Exploring the Triple Interaction between the Host Genome, the Epigenome, and the Gut Microbiome in Type 1 Diabetes

Abstract

Type 1 diabetes (T1D) is an auto-immune disorder characterized by a complex interaction between the host immune system and various environmental factors in genetically susceptible individuals. Genome-wide association studies (GWAS) identified different T1D risk and protection alleles, however, little is known about the environmental factors that can be linked to these alleles. Recent evidence indicated that, among those environmental factors, dysbiosis (imbalance) in the gut microbiota may play a role in the pathogenesis of T1D, affecting the integrity of the gut and leading to systemic inflammation and auto-destruction of the pancreatic β cells. Several studies have identified changes in the gut microbiome composition in humans and animal models comparing T1D subjects with controls. Those changes were characterized by a higher abundance of Bacteroides and a lower abundance of the butyrate-producing bacteria such as Clostridium clusters IV and XIVa. The mechanisms by which the dysbiotic bacteria and/or their metabolites interact with the genome and/or the epigenome of the host leading to destructive autoimmunity is still not clear. As T1D is a multifactorial disease, understanding the interaction between different environmental factors such as the gut microbiome, the genetic and the epigenetic determinants that are linked with the early appearance of autoantibodies can expand our knowledge about the disease pathogenesis. This review aims to provide insights into the interaction between the gut microbiome, susceptibility genes, epigenetic factors, and the immune system in the pathogenesis of T1D.

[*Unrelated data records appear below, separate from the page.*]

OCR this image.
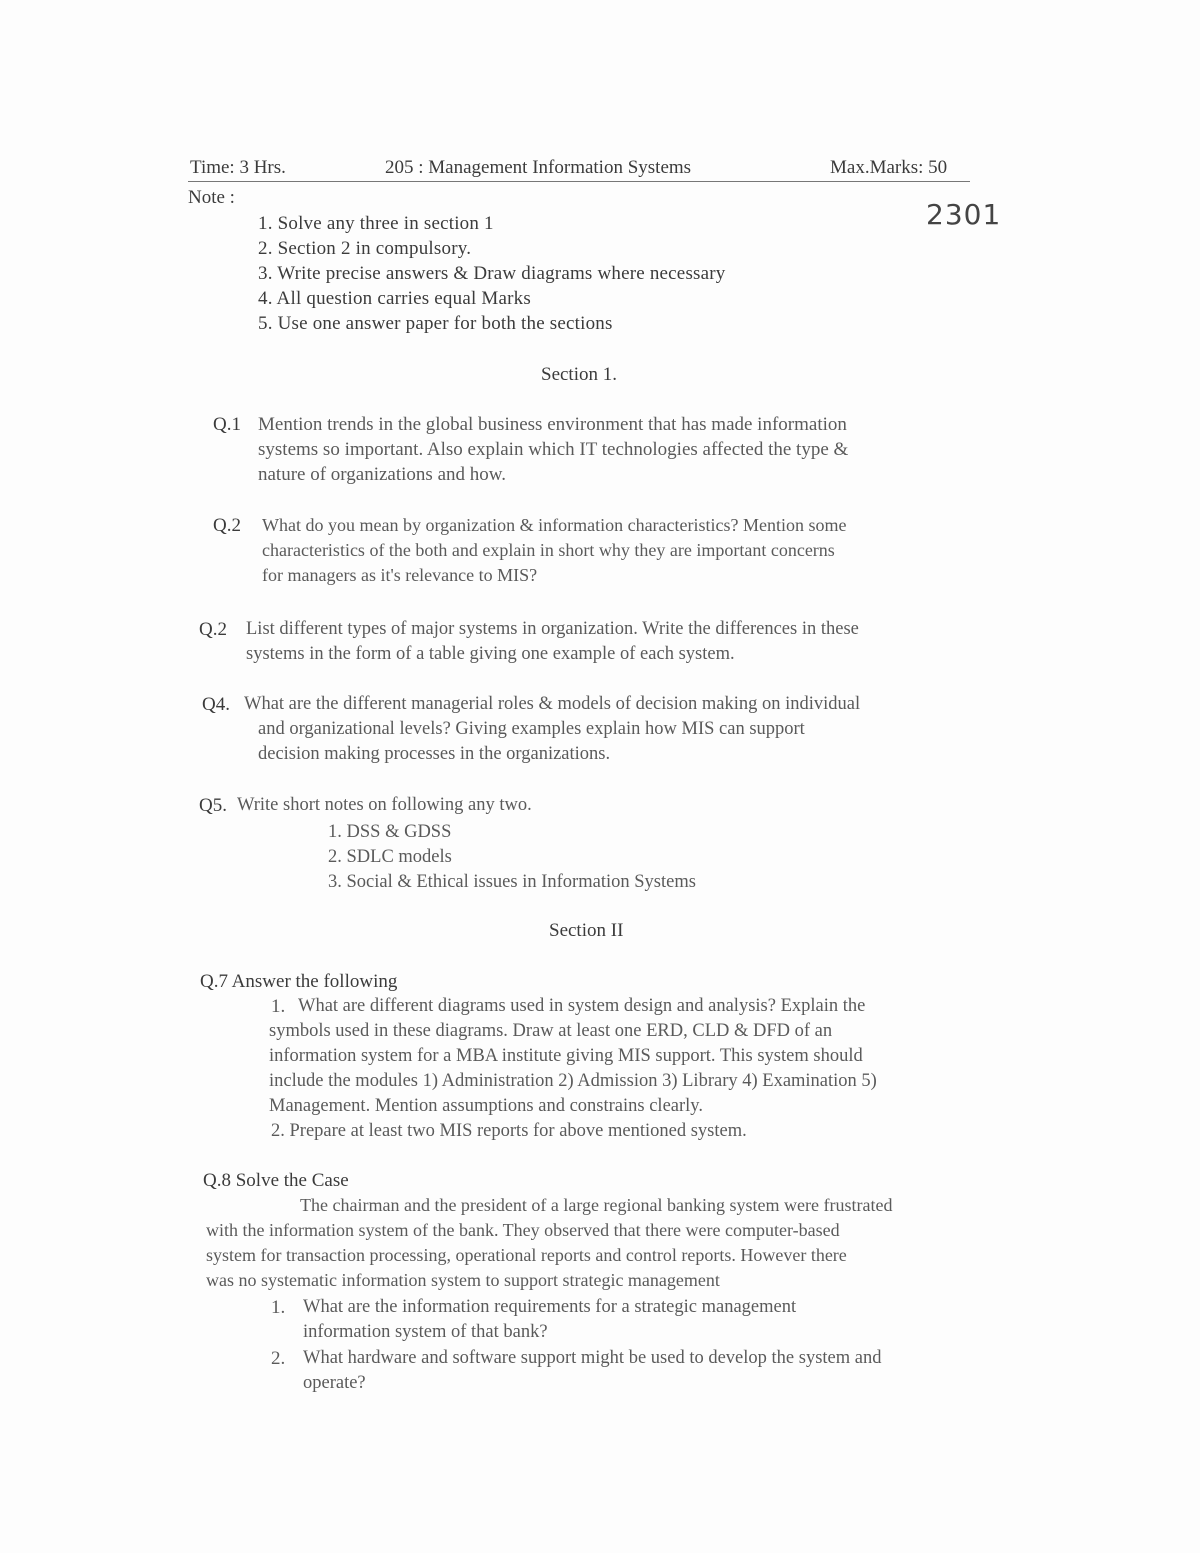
Time: 3 Hrs.	205 : Management Information Systems	Max.Marks: 50
2301
Note :
1. Solve any three in section 1
2. Section 2 in compulsory.
3. Write precise answers & Draw diagrams where necessary
4. All question carries equal Marks
5. Use one answer paper for both the sections
Section 1.
Q.1 Mention trends in the global business environment that has made information
systems so important. Also explain which IT technologies affected the type &
nature of organizations and how.
Q.2 What do you mean by organization & information characteristics? Mention some
characteristics of the both and explain in short why they are important concerns
for managers as it's relevance to MIS?
Q.2 List different types of major systems in organization. Write the differences in these
systems in the form of a table giving one example of each system.
Q4. What are the different managerial roles & models of decision making on individual
and organizational levels? Giving examples explain how MIS can support
decision making processes in the organizations.
Q5. Write short notes on following any two.
1. DSS & GDSS
2. SDLC models
3. Social & Ethical issues in Information Systems
Section II
Q.7 Answer the following
1. What are different diagrams used in system design and analysis? Explain the
symbols used in these diagrams. Draw at least one ERD, CLD & DFD of an
information system for a MBA institute giving MIS support. This system should
include the modules 1) Administration 2) Admission 3) Library 4) Examination 5)
Management. Mention assumptions and constrains clearly.
2. Prepare at least two MIS reports for above mentioned system.
Q.8 Solve the Case
The chairman and the president of a large regional banking system were frustrated
with the information system of the bank. They observed that there were computer-based
system for transaction processing, operational reports and control reports. However there
was no systematic information system to support strategic management
1. What are the information requirements for a strategic management
information system of that bank?
2. What hardware and software support might be used to develop the system and
operate?
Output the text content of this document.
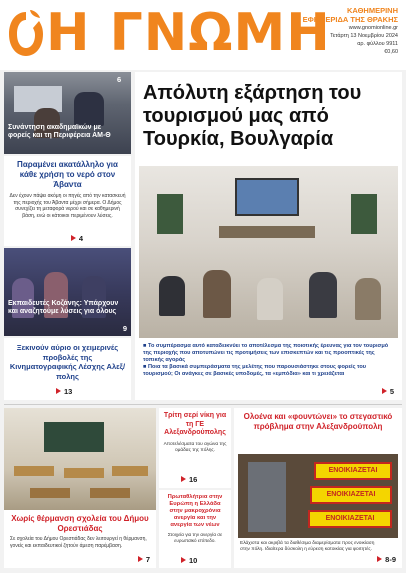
Η ΓΝΩΜΗ	ΚΑΘΗΜΕΡΙΝΗ
ΕΦΗΜΕΡΙΔΑ ΤΗΣ ΘΡΑΚΗΣ
www.gnomionline.gr
Τετάρτη 13 Νοεμβρίου 2024
αρ. φύλλου 9911
€0,60
Συνάντηση ακαδημαϊκών με φορείς και τη Περιφέρεια ΑΜ-Θ
6
Παραμένει ακατάλληλο για κάθε χρήση το νερό στον Άβαντα
Δεν έχουν πάψει ακόμη οι πηγές από την κατασκευή της περιοχής του Άβαντα μέχρι σήμερα. Ο Δήμος συνεχίζει τη μεταφορά νερού και σε καθημερινή βάση, ενώ οι κάτοικοι περιμένουν λύσεις.
4
Εκπαιδευτές Κοζάνης: Υπάρχουν και αναζητούμε λύσεις για όλους
9
Ξεκινούν αύριο οι χειμερινές προβολές της Κινηματογραφικής Λέσχης Αλεξ/πολης
13
Απόλυτη εξάρτηση του τουρισμού μας από Τουρκία, Βουλγαρία
■ Το συμπέρασμα αυτό καταδεικνύει το αποτέλεσμα της ποιοτικής έρευνας για τον τουρισμό της περιοχής που αποτυπώνει τις προτιμήσεις των επισκεπτών και τις προοπτικές της τοπικής αγοράς
■ Ποια τα βασικά συμπεράσματα της μελέτης που παρουσιάστηκε στους φορείς του τουρισμού; Οι ανάγκες σε βασικές υποδομές, τα «εμπόδια» και τι χρειάζεται
5
Χωρίς θέρμανση σχολεία του Δήμου Ορεστιάδας
Σε σχολεία του Δήμου Ορεστιάδας δεν λειτουργεί η θέρμανση, γονείς και εκπαιδευτικοί ζητούν άμεση παρέμβαση.
7
Τρίτη σερί νίκη για τη ΓΕ Αλεξανδρούπολης
Αποτελέσματα του αγώνα της ομάδας της πόλης.
16
Πρωταθλήτρια στην Ευρώπη η Ελλάδα στην μακροχρόνια ανεργία και την ανεργία των νέων
Στοιχεία για την ανεργία σε ευρωπαϊκό επίπεδο.
10
Ολοένα και «φουντώνει» το στεγαστικό πρόβλημα στην Αλεξανδρούπολη
ΕΝΟΙΚΙΑΖΕΤΑΙ
ΕΝΟΙΚΙΑΖΕΤΑΙ
ΕΝΟΙΚΙΑΖΕΤΑΙ
Ελάχιστα και ακριβά τα διαθέσιμα διαμερίσματα προς ενοικίαση στην πόλη. Ιδιαίτερα δύσκολη η εύρεση κατοικίας για φοιτητές.
8-9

Keywords: HLA; NOD mice; immuno-regulation; intestinal permeability; microbial dysbiosis; short-chain fatty acid; single nucleotide polymorphism; virome.

Figure 1

Interaction between host genetic, the gut microbiome in individuals with T1D. T1D is well known to be associated with microbial dysbiosis, a leaky gut, and intestinal inflammation. Changes in the gut microbial composition can enhance different pathological mechanisms in which each microbiome shows a different role, affecting the expression of the pancreatic exocrine enzymes such as α-amylase2 (AMY2A and AMY2B) genes as well as the thiamine metabolism genes known to be involved in T1D. The figure was created using BioRender.com and Science slides software.

Figure 2

Comparison between the opposite effects of probiotics and early-life use of antibiotics in NOD mice. (A) T1D protective effects of probiotic bacteria in NOD mice: Lactobacillus johnsonii N6 enhances the expression of INFγ and indolesamine 2,3-dioxygenase enzyme (IDO) which in turn increase the production of claudin-1 tight junction protein that maintains the integrity of the gut epithelium. Lactobacillus casei has probiotic properties, lowering the number of the splenic CD8⁺ cytotoxic T cells and promoting the expression of the anti-inflammatory cytokines (IL2, IL10) leading to increased immune tolerance in the gut. VSL3# probiotic has immune-modulatory functions, enhancing the expression of IL-33 cytokine that is necessary to maintain immune-tolerance in the gut and mesenchymal lymph nodes (MLN). (B) Role of antibiotic mediated dysbiosis in enhancing autoimmunity and pancreatic β-cells destruction in NOD mice: dysbiosis mediated by the use of antibiotics enhances the growth of pathogenic bacteria which promotes the inflammatory response via the TLR pathway which influences the gut permeability leading to metabolic endotoxemia. Endotoxemia stimulates the autoreactive T cells in the pancreatic lymph nodes leading to insulitis and β cell destruction. The figure was created using BioRender.com and Science slides software.

Figure 3

Role of microbial metabolites in the epigenetic regulation in T1D. Gut microbiota synthesize most of the B vitamins (Niacin, Biotin, Riboflavin, Pantothenate) that show different epigenetic roles and can modulate the expression of T1D associated genes. The therapeutic effects of SCFAs (mainly pentanoate) on autoimmune disorders are mediated by Th 17, macrophages, and dendritic cells (DC) via lowering the expression of inflammatory genes including IL-6, IL-12, IL-17A, IL-21, Rorc (RAR-related orphan receptor C gene), Stat3 (Signal transducer and activator of transcription 3), nitric oxide (NO), lowering the immune response towards intestinal microbiota and enhancing the immune tolerance in the gut by T cell-independent IgA response. The figure was created using BioRender.com and Science slides software.